The official hymn of my alma mater, Wycliffe College, opens with a line that is startlingly efficient in its forthrightness and its strangeness: “King of Love, O Christ, we crown you/Lord of thought and Lord of will….” (#451 in our blue hymnal) The concept of Christ’s Reign can be foreign to those of us in western societies at the end of the modern era. If you prioritize individual thought and choice, then the notion anyone as “Lord of thought and will” is offensive, understandably. If you emphasize personal agency and discernment while seeking to understand your vocation within the community of God’s people, then it can be difficult, at best.
We don’t really have much of a concept of “reign” or “kingship” in contemporary democracies. In Canada we do have a monarch, but she’s a nice, politically powerless nonagenarian across the Atlantic who we can remember as much or as little as we want. Our system of government is intended to poise a fine balance between sharing power among various cabinet ministers and other parliamentarians and provincial legislators, and consolidating power enough to get responsive programs and services to people in an effective way. Most cherished of all, our constitutional entrenchment of rights and freedoms can be seen as a decisive chapter in a long and painful history that includes the fights for women’s suffrage, Indigenous self-determination and equal access to marriage for same-sex couples. In these and many other areas, that historical struggle is ever ongoing.

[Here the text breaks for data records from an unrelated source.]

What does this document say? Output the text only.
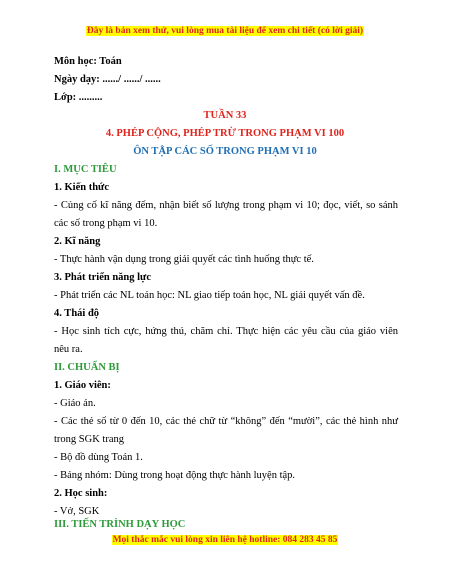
Đây là bản xem thử, vui lòng mua tài liệu để xem chi tiết (có lời giải)
Môn học: Toán
Ngày dạy: ....../ ....../ ......
Lớp: .........
TUẦN 33
4. PHÉP CỘNG, PHÉP TRỪ TRONG PHẠM VI 100
ÔN TẬP CÁC SỐ TRONG PHẠM VI 10
I. MỤC TIÊU
1. Kiến thức
- Củng cố kĩ năng đếm, nhận biết số lượng trong phạm vi 10; đọc, viết, so sánh
các số trong phạm vi 10.
2. Kĩ năng
- Thực hành vận dụng trong giải quyết các tình huống thực tế.
3. Phát triển năng lực
- Phát triển các NL toán học: NL giao tiếp toán học, NL giải quyết vấn đề.
4. Thái độ
- Học sinh tích cực, hứng thú, chăm chỉ. Thực hiện các yêu cầu của giáo viên
nêu ra.
II. CHUẨN BỊ
1. Giáo viên:
- Giáo án.
- Các thẻ số từ 0 đến 10, các thẻ chữ từ “không” đến “mười”, các thẻ hình như
trong SGK trang
- Bộ đồ dùng Toán 1.
- Bảng nhóm: Dùng trong hoạt động thực hành luyện tập.
2. Học sinh:
- Vở, SGK
III. TIẾN TRÌNH DẠY HỌC
Mọi thắc mắc vui lòng xin liên hệ hotline: 084 283 45 85
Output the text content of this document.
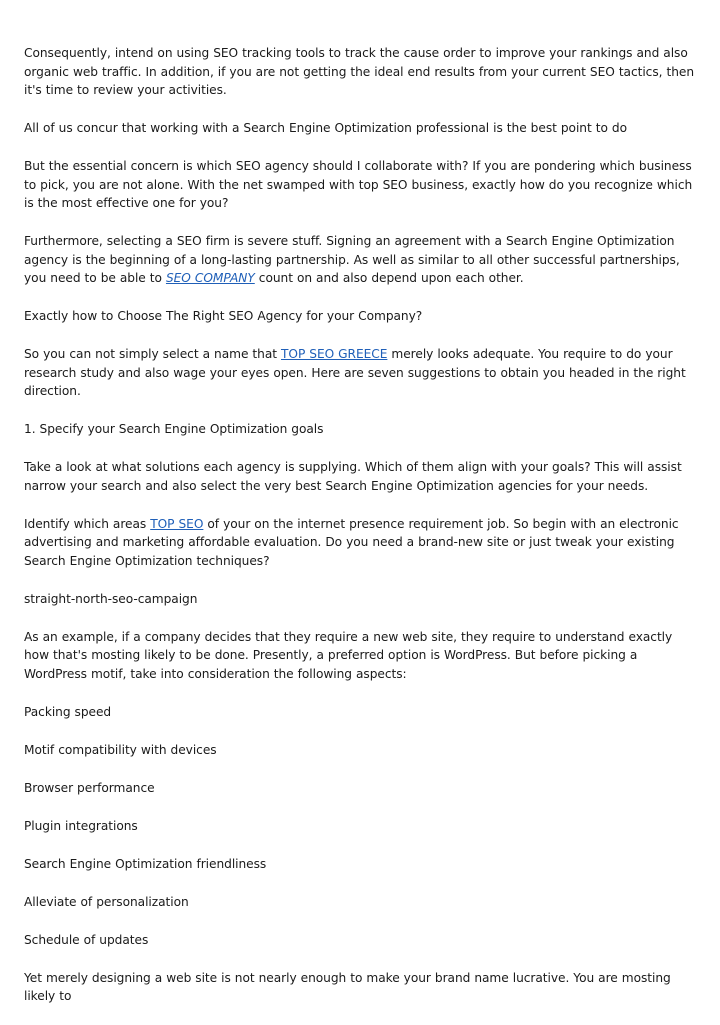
Consequently, intend on using SEO tracking tools to track the cause order to improve your rankings and also organic web traffic. In addition, if you are not getting the ideal end results from your current SEO tactics, then it's time to review your activities.

All of us concur that working with a Search Engine Optimization professional is the best point to do

But the essential concern is which SEO agency should I collaborate with? If you are pondering which business to pick, you are not alone. With the net swamped with top SEO business, exactly how do you recognize which is the most effective one for you?

Furthermore, selecting a SEO firm is severe stuff. Signing an agreement with a Search Engine Optimization agency is the beginning of a long-lasting partnership. As well as similar to all other successful partnerships, you need to be able to SEO COMPANY count on and also depend upon each other.

Exactly how to Choose The Right SEO Agency for your Company?

So you can not simply select a name that TOP SEO GREECE merely looks adequate. You require to do your research study and also wage your eyes open. Here are seven suggestions to obtain you headed in the right direction.

1. Specify your Search Engine Optimization goals

Take a look at what solutions each agency is supplying. Which of them align with your goals? This will assist narrow your search and also select the very best Search Engine Optimization agencies for your needs.

Identify which areas TOP SEO of your on the internet presence requirement job. So begin with an electronic advertising and marketing affordable evaluation. Do you need a brand-new site or just tweak your existing Search Engine Optimization techniques?

straight-north-seo-campaign

As an example, if a company decides that they require a new web site, they require to understand exactly how that's mosting likely to be done. Presently, a preferred option is WordPress. But before picking a WordPress motif, take into consideration the following aspects:

Packing speed

Motif compatibility with devices

Browser performance

Plugin integrations

Search Engine Optimization friendliness

Alleviate of personalization

Schedule of updates

Yet merely designing a web site is not nearly enough to make your brand name lucrative. You are mosting likely to
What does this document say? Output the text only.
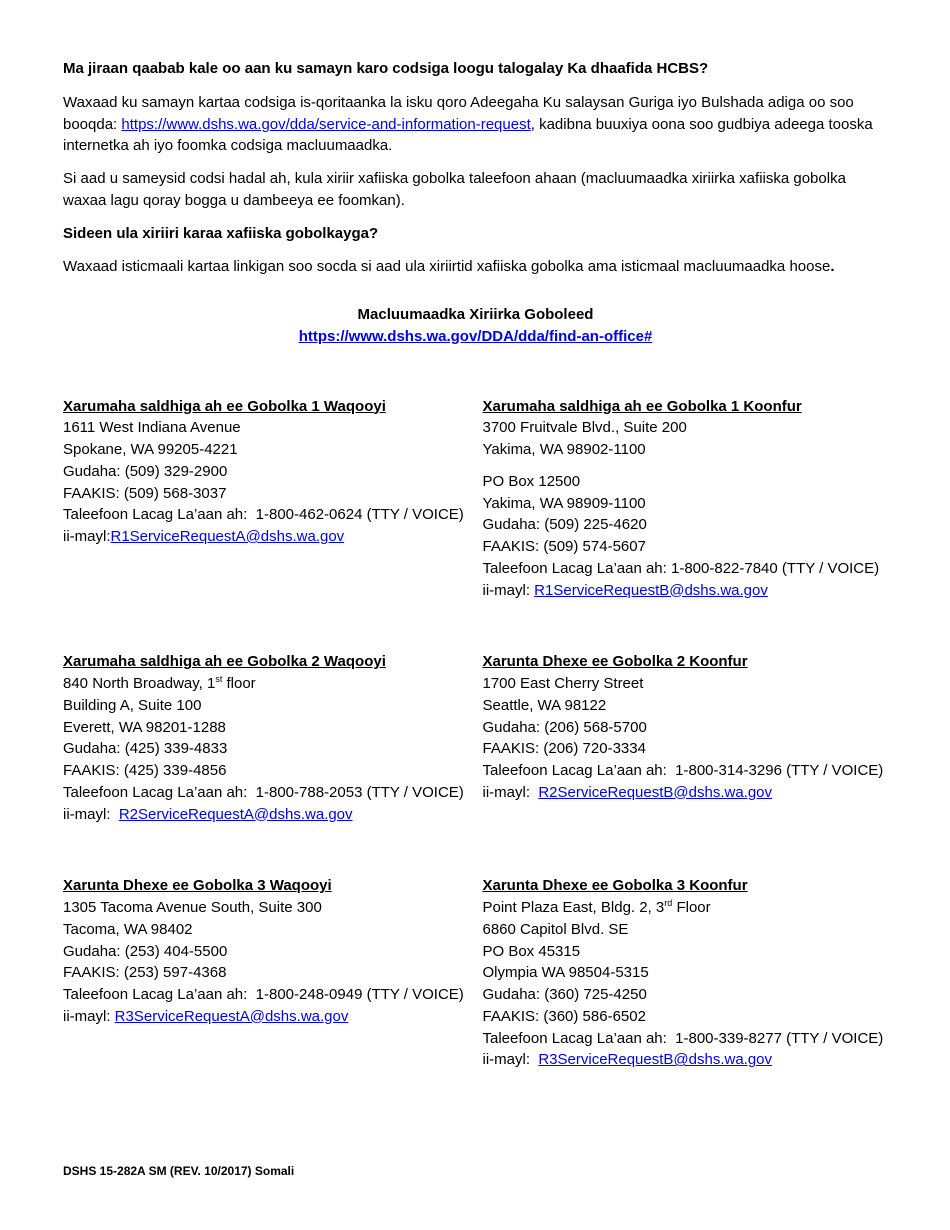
Ma jiraan qaabab kale oo aan ku samayn karo codsiga loogu talogalay Ka dhaafida HCBS?

Waxaad ku samayn kartaa codsiga is-qoritaanka la isku qoro Adeegaha Ku salaysan Guriga iyo Bulshada adiga oo soo booqda: https://www.dshs.wa.gov/dda/service-and-information-request, kadibna buuxiya oona soo gudbiya adeega tooska internetka ah iyo foomka codsiga macluumaadka.

Si aad u sameysid codsi hadal ah, kula xiriir xafiiska gobolka taleefoon ahaan (macluumaadka xiriirka xafiiska gobolka waxaa lagu qoray bogga u dambeeya ee foomkan).

Sideen ula xiriiri karaa xafiiska gobolkayga?

Waxaad isticmaali kartaa linkigan soo socda si aad ula xiriirtid xafiiska gobolka ama isticmaal macluumaadka hoose.

Macluumaadka Xiriirka Goboleed
https://www.dshs.wa.gov/DDA/dda/find-an-office#
Xarumaha saldhiga ah ee Gobolka 1 Waqooyi
1611 West Indiana Avenue
Spokane, WA 99205-4221
Gudaha: (509) 329-2900
FAAKIS: (509) 568-3037
Taleefoon Lacag La’aan ah:  1-800-462-0624 (TTY / VOICE)
ii-mayl:R1ServiceRequestA@dshs.wa.gov
Xarumaha saldhiga ah ee Gobolka 1 Koonfur
3700 Fruitvale Blvd., Suite 200
Yakima, WA 98902-1100
PO Box 12500
Yakima, WA 98909-1100
Gudaha: (509) 225-4620
FAAKIS: (509) 574-5607
Taleefoon Lacag La’aan ah: 1-800-822-7840 (TTY / VOICE)
ii-mayl: R1ServiceRequestB@dshs.wa.gov
Xarumaha saldhiga ah ee Gobolka 2 Waqooyi
840 North Broadway, 1st floor
Building A, Suite 100
Everett, WA 98201-1288
Gudaha: (425) 339-4833
FAAKIS: (425) 339-4856
Taleefoon Lacag La’aan ah:  1-800-788-2053 (TTY / VOICE)
ii-mayl:  R2ServiceRequestA@dshs.wa.gov
Xarunta Dhexe ee Gobolka 2 Koonfur
1700 East Cherry Street
Seattle, WA 98122
Gudaha: (206) 568-5700
FAAKIS: (206) 720-3334
Taleefoon Lacag La’aan ah:  1-800-314-3296 (TTY / VOICE)
ii-mayl:  R2ServiceRequestB@dshs.wa.gov
Xarunta Dhexe ee Gobolka 3 Waqooyi
1305 Tacoma Avenue South, Suite 300
Tacoma, WA 98402
Gudaha: (253) 404-5500
FAAKIS: (253) 597-4368
Taleefoon Lacag La’aan ah:  1-800-248-0949 (TTY / VOICE)
ii-mayl: R3ServiceRequestA@dshs.wa.gov
Xarunta Dhexe ee Gobolka 3 Koonfur
Point Plaza East, Bldg. 2, 3rd Floor
6860 Capitol Blvd. SE
PO Box 45315
Olympia WA 98504-5315
Gudaha: (360) 725-4250
FAAKIS: (360) 586-6502
Taleefoon Lacag La’aan ah:  1-800-339-8277 (TTY / VOICE)
ii-mayl:  R3ServiceRequestB@dshs.wa.gov
DSHS 15-282A SM (REV. 10/2017) Somali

And the Feast of the Reign of Christ shines so brightly because this struggle is ongoing. The readings for this coming Sunday present us with another, dare I say apocalyptic, image: not a violent conqueror but a serene yet diligent shepherd. This shepherd has faithfully led the flock to the green pasture at the End of the Age. Now he serenely sits down to diligently distinguish those who are part of the flock that followed him there, and those who want to harm the rest of the sheep. Through the prophecy of Ezekiel, God promises to be that good shepherd: “I will seek the lost, and I will bring back the strayed, and I will bind up the injured, and I will strengthen the weak.”
I don’t think it’s helpful right now to take this judgement between “sheep” and “goats” (as Matthew’s Gospel puts it) as a sort of “bean-counting” between righteous individual people and unrighteous. Whether or not that’ll happen isn’t for us to say, and at any rate, it’s been so abused and obscured by those who are afraid of people who are different, so often used to draw dividing lines to protect “us” from “them.”
I think we should rather take this judgement as God’s decision to uphold “sheepness” over “goatness;” his promise to embrace our vulnerabilities, welcome us and others in love, and to banish hate and fear itself. His promise to then provide us with the strength to follow this shepherd–to embrace and welcome others as he does–as part of his flock.
Christ our King offers us the patterns of thinking and habits of willing that enable us to love and serve others, patterns and habits that have the power to displace our fear, bitterness and despair, if we submit (another difficult word) to being a part of his work of welcoming, healing and gathering all people together in love. To be sure, this includes constitutional equality, rights and freedoms, fairness and justice, clear leadership and legal accountability. But it goes beyond that, involves the work of gathering and forming a community that flourishes in its creative diversity, in its mutual, compassionate listening and its commitment to a common life.
Jesus completed this work on the Cross, when as the Sacrificial Lamb he drew all people to himself. Only this Suffering Servant is worthy to open the seals of time, worthy to be “Lord of thought and Lord of will.” Now he invites us to be part of his task of making this tangible in the world today, through his Holy Spirit. This is what it means for God to offer us the gift of agency and discernment, the gift of our wondrously diverse vocations amidst the human family, the very gift of identity and selfhood. May we cherish the Reign of Christ as the very gift of God’s own love, which welcomes all, heals all and includes all.